Wouldn't it be cool if someone came up with an algorithm for generating prime numbers?
At the start of my PMP journey, I was unaware that this was a hard problem. And by hard, I mean that people far smarter than I have been unable to figure it out.
My initial attempt involved constructing a consecutive prime sequence starting with $\{2,3\}$. I thought I was getting somewhere by adding or subtracting the integer 1 to two consecutive primes. I hoped that a pattern would emerge and determine whether I should add or subtract. But after nothing held up, the only observation that I could make was that prime integers larger than 3 appear to have a form of $6n \pm 1$ for $0\leq n < \infty$
I started to think… How would I go about proving this?
Why am I assuming the construction is linear?
How do I know that $\{2,3\}$ is a sufficient basis?
But I digress... What if someone could prove that the distribution of primes over the positive integers is random? If so, any attempt at devising an algorithm to construct them would prove futile!
With an inmate-secure book (a small laptop) in hand and armed with Python, I wrote a computer program to examine the base two representations of all primes between $2$ and $2^{32}$. I was looking for some feature of their representation that they all shared. An example is thelittle-endian $2^{0}$, which I represent as $\langle 0 \rangle$. But because I didn't want this "trivial" $\langle0 \rangle$ to skew the analysis, I partitioned the primes into sets according to integer size and excluded the endians. I then conducted a frequency analysis on each set.
For example, Jenny's number $(8675309)$ has a representation of $\langle 23, 18, 14, 12, 11, 10, 9, 8, 7, 6, 5, 3, 2, 0 \rangle$. Discarding the endians leaves $\langle 18, 14, 12, 11, 10, 9, 8, 7, 6, 5, 3, 2 \rangle$ remaining. Set 23, which includes Jenny's number and all the other primes between $2^{23}$ and $2^{24}$, was then subject to a frequency analysis.
I wanted to determine if the values within each set were distributed uniformly. In a uniform distribution, not one element of a set appears more or less frequently than any other. This is an important feature of cryptographic algorithms and hash functions. What I hoped to see was that elements within sets of increasing size would approach a near-complete uniform distribution. To measure the distribution, I cut the results of each set's frequency table into two parts and ran a chi-squared test.

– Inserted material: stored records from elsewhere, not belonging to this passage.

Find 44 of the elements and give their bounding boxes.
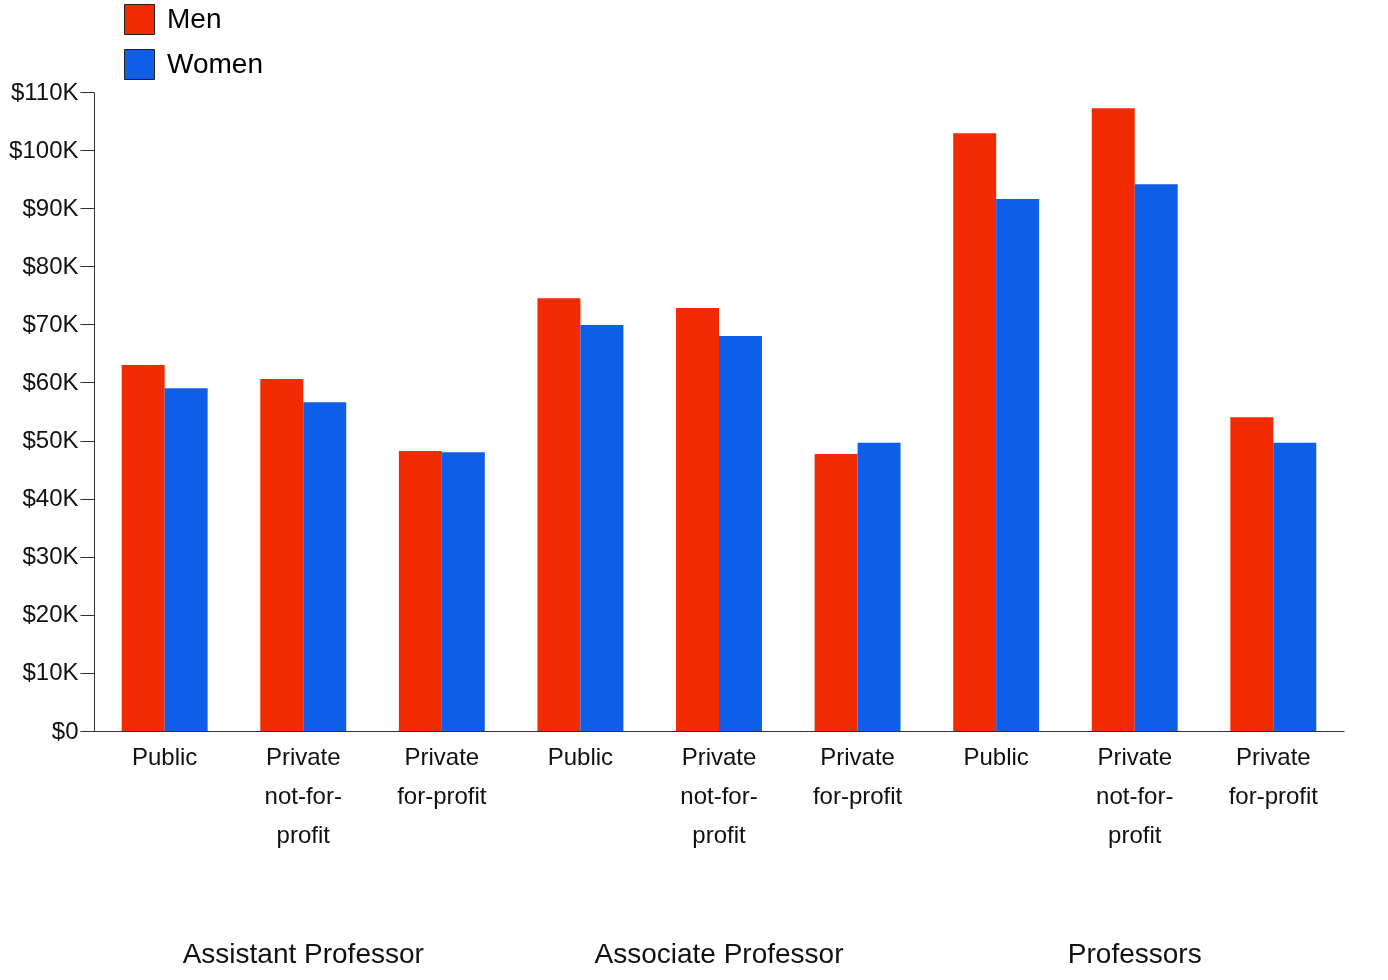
y-tick-label: $10K: [22, 658, 79, 686]
y-tick-label: $70K: [22, 309, 79, 337]
x-tick-label: Public: [963, 742, 1029, 770]
x-tick-label: Public: [131, 742, 198, 770]
bar: [953, 133, 997, 731]
bar: [1091, 108, 1135, 731]
bar: [1230, 417, 1274, 731]
y-tick-label: $40K: [22, 484, 79, 512]
bar: [441, 452, 485, 731]
x-tick-label: Private for-profit: [812, 742, 903, 809]
x-tick-label: Private not-for-profit: [264, 742, 342, 848]
x-tick-label: Private not-for-profit: [680, 742, 758, 848]
y-tick-label: $0: [51, 716, 79, 744]
bar: [398, 451, 442, 731]
bar: [303, 402, 347, 731]
bar: [719, 335, 762, 731]
text: Assistant Professor: [182, 938, 424, 969]
bar: [260, 378, 304, 731]
x-tick-label: Private for-profit: [397, 742, 487, 809]
y-tick-label: $100K: [9, 135, 79, 163]
bar: [1273, 442, 1317, 731]
bar: [1134, 184, 1178, 731]
y-tick-label: $20K: [22, 600, 79, 628]
bar: [121, 365, 165, 731]
y-tick-label: $50K: [22, 426, 79, 454]
text: Professors: [1067, 938, 1202, 969]
y-tick-label: $110K: [10, 77, 79, 105]
y-tick-label: $30K: [22, 542, 79, 570]
x-tick-label: Private not-for-profit: [1096, 742, 1174, 848]
bar: [814, 453, 858, 731]
legend-label: Men: [167, 2, 222, 34]
legend-label: Women: [167, 47, 263, 79]
y-tick-label: $90K: [22, 193, 79, 221]
bar: [580, 324, 624, 731]
bar: [857, 442, 901, 731]
bar: [164, 388, 208, 731]
y-tick-label: $80K: [22, 251, 79, 279]
y-tick-label: $60K: [22, 367, 79, 395]
text: Associate Professor: [594, 938, 844, 969]
x-tick-label: Public: [547, 742, 614, 770]
bar: [996, 198, 1040, 731]
x-tick-label: Private for-profit: [1228, 742, 1319, 809]
bar: [537, 298, 581, 731]
bar: [676, 308, 719, 731]
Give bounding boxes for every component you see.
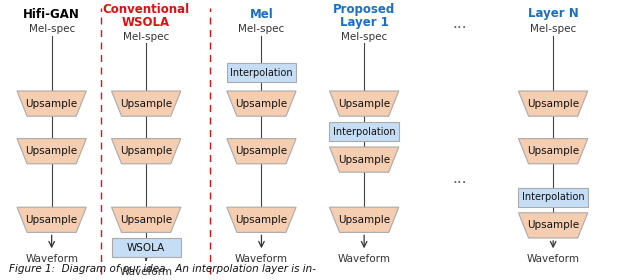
- Polygon shape: [227, 139, 296, 164]
- Text: Upsample: Upsample: [338, 155, 390, 165]
- Text: Upsample: Upsample: [236, 146, 287, 156]
- Polygon shape: [112, 207, 181, 232]
- Text: Mel-spec: Mel-spec: [530, 24, 576, 34]
- Polygon shape: [227, 91, 296, 116]
- Text: Upsample: Upsample: [26, 146, 77, 156]
- Text: Layer 1: Layer 1: [340, 16, 389, 29]
- Text: Mel-spec: Mel-spec: [28, 24, 75, 34]
- Text: Upsample: Upsample: [26, 99, 77, 109]
- Text: WSOLA: WSOLA: [127, 243, 165, 253]
- Bar: [112, 238, 181, 257]
- Text: Interpolation: Interpolation: [230, 68, 293, 78]
- Polygon shape: [518, 213, 588, 238]
- Polygon shape: [17, 91, 86, 116]
- Text: Interpolation: Interpolation: [522, 192, 585, 202]
- Bar: [227, 63, 296, 82]
- Text: Waveform: Waveform: [25, 254, 78, 264]
- Text: Upsample: Upsample: [26, 215, 77, 225]
- Text: Interpolation: Interpolation: [333, 127, 396, 137]
- Text: Figure 1:  Diagram of our idea.  An interpolation layer is in-: Figure 1: Diagram of our idea. An interp…: [9, 264, 316, 274]
- Text: Upsample: Upsample: [120, 215, 172, 225]
- Polygon shape: [17, 207, 86, 232]
- Text: Waveform: Waveform: [235, 254, 288, 264]
- Text: Mel-spec: Mel-spec: [341, 32, 387, 42]
- Text: ···: ···: [452, 21, 467, 35]
- Polygon shape: [112, 139, 181, 164]
- Text: Upsample: Upsample: [338, 215, 390, 225]
- Text: Upsample: Upsample: [120, 146, 172, 156]
- Text: Waveform: Waveform: [338, 254, 391, 264]
- Polygon shape: [518, 91, 588, 116]
- Text: Upsample: Upsample: [527, 146, 579, 156]
- Bar: [329, 122, 399, 141]
- Text: Upsample: Upsample: [120, 99, 172, 109]
- Text: Waveform: Waveform: [120, 267, 173, 277]
- Text: Upsample: Upsample: [527, 99, 579, 109]
- Polygon shape: [329, 207, 399, 232]
- Text: Mel-spec: Mel-spec: [238, 24, 285, 34]
- Polygon shape: [329, 91, 399, 116]
- Text: Upsample: Upsample: [527, 220, 579, 230]
- Bar: [518, 188, 588, 207]
- Text: WSOLA: WSOLA: [122, 16, 170, 29]
- Text: Conventional: Conventional: [103, 3, 190, 16]
- Text: Layer N: Layer N: [528, 8, 578, 20]
- Polygon shape: [518, 139, 588, 164]
- Text: ···: ···: [452, 176, 467, 190]
- Text: Mel: Mel: [249, 8, 273, 20]
- Text: Waveform: Waveform: [527, 254, 580, 264]
- Text: Upsample: Upsample: [236, 99, 287, 109]
- Text: Hifi-GAN: Hifi-GAN: [23, 8, 80, 20]
- Polygon shape: [17, 139, 86, 164]
- Text: Upsample: Upsample: [236, 215, 287, 225]
- Text: Upsample: Upsample: [338, 99, 390, 109]
- Text: Mel-spec: Mel-spec: [123, 32, 169, 42]
- Text: Proposed: Proposed: [333, 3, 395, 16]
- Polygon shape: [329, 147, 399, 172]
- Polygon shape: [112, 91, 181, 116]
- Polygon shape: [227, 207, 296, 232]
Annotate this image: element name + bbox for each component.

The test results showed that as the set size grew, the results of the frequency analysis became increasingly non-uniform. This indicates that there is indeed an underlying structure, and that the distribution of primes over the integers is not random.
I hope this experience might provide an example of why learning mathematics is so interesting. It involves more than computation. Computation is a tool, but there is an underlying theory behind everything that proceeds in logical progression from a set of basic axioms, like a tree growing from a tiny seed, or the universe evolving out of a Big Bang. This progression turns spitballing into a rigorous foundation for future discovery.